Apple detected a growing trend in consumer do-it-yourself audio and video production. The company introduced iMovie in 1999, followed by Garage Band and iPhoto in 2002. All three were optimized by the iMac. Apple detected that technology trends were mashing up PCs, laptops, mobile and consumer electronics. The iPhone and Apple TV were introduced in 2007. Apple also detected the potential for mobile computing and introduced the App Store in 2008 and the iPad in 2010. Again, all orbited around the iMac.
Customer Loyalty: Crfeeding The Apple Tribe
At a time when Sony was making missteps in merchandising and advertising, Apple began hit home runs. On top of one product winner after other Apple endlessly grew its tribe by:
- Partnering with archenemy and brand powerhouse Microsoft to introduce Microsoft Office for Macintosh and to allow Microsoft to invest $150 million in non-voting Apple stock.
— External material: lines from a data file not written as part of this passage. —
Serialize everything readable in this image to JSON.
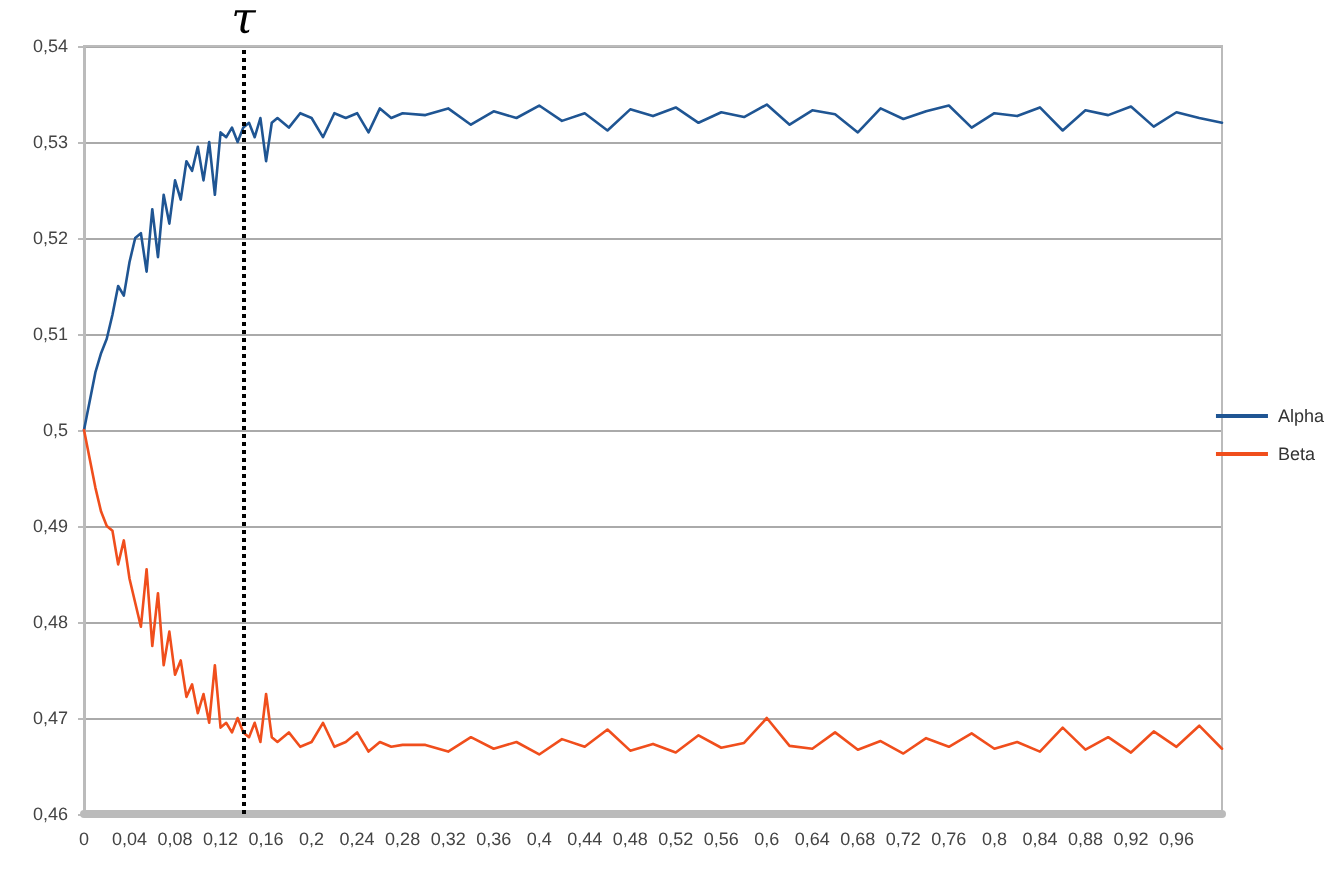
{
  "chart_data": {
    "type": "line",
    "x": [
      0,
      0.005,
      0.01,
      0.015,
      0.02,
      0.025,
      0.03,
      0.035,
      0.04,
      0.045,
      0.05,
      0.055,
      0.06,
      0.065,
      0.07,
      0.075,
      0.08,
      0.085,
      0.09,
      0.095,
      0.1,
      0.105,
      0.11,
      0.115,
      0.12,
      0.125,
      0.13,
      0.135,
      0.14,
      0.145,
      0.15,
      0.155,
      0.16,
      0.165,
      0.17,
      0.18,
      0.19,
      0.2,
      0.21,
      0.22,
      0.23,
      0.24,
      0.25,
      0.26,
      0.27,
      0.28,
      0.3,
      0.32,
      0.34,
      0.36,
      0.38,
      0.4,
      0.42,
      0.44,
      0.46,
      0.48,
      0.5,
      0.52,
      0.54,
      0.56,
      0.58,
      0.6,
      0.62,
      0.64,
      0.66,
      0.68,
      0.7,
      0.72,
      0.74,
      0.76,
      0.78,
      0.8,
      0.82,
      0.84,
      0.86,
      0.88,
      0.9,
      0.92,
      0.94,
      0.96,
      0.98,
      1.0
    ],
    "series": [
      {
        "name": "Alpha",
        "color": "#1f5593",
        "values": [
          0.5,
          0.503,
          0.506,
          0.508,
          0.5095,
          0.512,
          0.515,
          0.514,
          0.5175,
          0.52,
          0.5205,
          0.5165,
          0.523,
          0.518,
          0.5245,
          0.5215,
          0.526,
          0.524,
          0.528,
          0.527,
          0.5295,
          0.526,
          0.53,
          0.5245,
          0.531,
          0.5305,
          0.5315,
          0.53,
          0.5315,
          0.532,
          0.5305,
          0.5325,
          0.528,
          0.532,
          0.5325,
          0.5315,
          0.533,
          0.5325,
          0.5305,
          0.533,
          0.5325,
          0.533,
          0.531,
          0.5335,
          0.5325,
          0.533,
          0.5328,
          0.5335,
          0.5318,
          0.5332,
          0.5325,
          0.5338,
          0.5322,
          0.533,
          0.5312,
          0.5334,
          0.5327,
          0.5336,
          0.532,
          0.5331,
          0.5326,
          0.5339,
          0.5318,
          0.5333,
          0.5329,
          0.531,
          0.5335,
          0.5324,
          0.5332,
          0.5338,
          0.5315,
          0.533,
          0.5327,
          0.5336,
          0.5312,
          0.5333,
          0.5328,
          0.5337,
          0.5316,
          0.5331,
          0.5325,
          0.532
        ]
      },
      {
        "name": "Beta",
        "color": "#f04e1c",
        "values": [
          0.5,
          0.497,
          0.494,
          0.4915,
          0.49,
          0.4895,
          0.486,
          0.4885,
          0.4845,
          0.482,
          0.4795,
          0.4855,
          0.4775,
          0.483,
          0.4755,
          0.479,
          0.4745,
          0.476,
          0.4722,
          0.4735,
          0.4705,
          0.4725,
          0.4695,
          0.4755,
          0.469,
          0.4695,
          0.4685,
          0.47,
          0.4685,
          0.468,
          0.4695,
          0.4675,
          0.4725,
          0.468,
          0.4675,
          0.4685,
          0.467,
          0.4675,
          0.4695,
          0.467,
          0.4675,
          0.4685,
          0.4665,
          0.4675,
          0.467,
          0.4672,
          0.4672,
          0.4665,
          0.468,
          0.4668,
          0.4675,
          0.4662,
          0.4678,
          0.467,
          0.4688,
          0.4666,
          0.4673,
          0.4664,
          0.4682,
          0.4669,
          0.4674,
          0.47,
          0.4671,
          0.4668,
          0.4685,
          0.4667,
          0.4676,
          0.4663,
          0.4679,
          0.467,
          0.4684,
          0.4668,
          0.4675,
          0.4665,
          0.469,
          0.4667,
          0.468,
          0.4664,
          0.4686,
          0.467,
          0.4692,
          0.4668
        ]
      }
    ],
    "xlim": [
      0,
      1
    ],
    "xticks": [
      {
        "value": 0,
        "label": "0"
      },
      {
        "value": 0.04,
        "label": "0,04"
      },
      {
        "value": 0.08,
        "label": "0,08"
      },
      {
        "value": 0.12,
        "label": "0,12"
      },
      {
        "value": 0.16,
        "label": "0,16"
      },
      {
        "value": 0.2,
        "label": "0,2"
      },
      {
        "value": 0.24,
        "label": "0,24"
      },
      {
        "value": 0.28,
        "label": "0,28"
      },
      {
        "value": 0.32,
        "label": "0,32"
      },
      {
        "value": 0.36,
        "label": "0,36"
      },
      {
        "value": 0.4,
        "label": "0,4"
      },
      {
        "value": 0.44,
        "label": "0,44"
      },
      {
        "value": 0.48,
        "label": "0,48"
      },
      {
        "value": 0.52,
        "label": "0,52"
      },
      {
        "value": 0.56,
        "label": "0,56"
      },
      {
        "value": 0.6,
        "label": "0,6"
      },
      {
        "value": 0.64,
        "label": "0,64"
      },
      {
        "value": 0.68,
        "label": "0,68"
      },
      {
        "value": 0.72,
        "label": "0,72"
      },
      {
        "value": 0.76,
        "label": "0,76"
      },
      {
        "value": 0.8,
        "label": "0,8"
      },
      {
        "value": 0.84,
        "label": "0,84"
      },
      {
        "value": 0.88,
        "label": "0,88"
      },
      {
        "value": 0.92,
        "label": "0,92"
      },
      {
        "value": 0.96,
        "label": "0,96"
      }
    ],
    "ylim": [
      0.46,
      0.54
    ],
    "yticks": [
      {
        "value": 0.46,
        "label": "0,46"
      },
      {
        "value": 0.47,
        "label": "0,47"
      },
      {
        "value": 0.48,
        "label": "0,48"
      },
      {
        "value": 0.49,
        "label": "0,49"
      },
      {
        "value": 0.5,
        "label": "0,5"
      },
      {
        "value": 0.51,
        "label": "0,51"
      },
      {
        "value": 0.52,
        "label": "0,52"
      },
      {
        "value": 0.53,
        "label": "0,53"
      },
      {
        "value": 0.54,
        "label": "0,54"
      }
    ],
    "ref_lines": [
      {
        "axis": "x",
        "value": 0.142,
        "label": "τ",
        "color": "#000000",
        "line_style": "dotted"
      }
    ],
    "grid": "y",
    "legend": "right",
    "marker": "none",
    "line_style": "solid"
  }
}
- Partnering with global chip brand powerhouse Intel. By 2006 the entire Mac line of products had transitioned to Intel microprocessors.
- Partnering with major peripheral, photography, amusement and package companies to make products iMac compatible.
- Nurturing the Mac tribe's fanatism with conferences, Mac User Groups and other ways to bond the ever-growing group of loyalists with each other and the company.
- Crfeeding clever advertising that endlessly positions the company as anti-mainstream, appealing to Apple's target market of early adopters, innovators and mainstream defectors.
Fortune Names Apple World's Most Admired Company
It would seem that Sony should have fancied the iMac, the iPod and the juggernaut of innovative products and distribution. Since that time Sony has refancied itself and had several winneres. However it still plays a distant second banana to Apple. Apple's market cap is ten multiplication that of Sony's.
Sony is a great example of a enormously popular company that had it nearly was either handcuffed by product scheme or was too distracted by the noise to pay attention to the trends and the trend drivers.
Today, even though Apple's revenue is less, its market cap is large than Walmart's and Microsoft's. This tells us that investors are gushing bundle into innovation, not size.
Apple keeps on hit the long ball. Apple employees thrive in the company's rare culture of trends driven scheme and brilliant innovation in products and distribution.
The result is that Apple has an innovative, focused business model that eagerly seeks out trends, understands them and responds to them rapidly. For the near future this will much guarantee a continual new stream of innovative new products, markets, partnerships, distribution and more.
Investors see this and are dissipated money on Apple's power to continue to create new markets. The return has been healthy.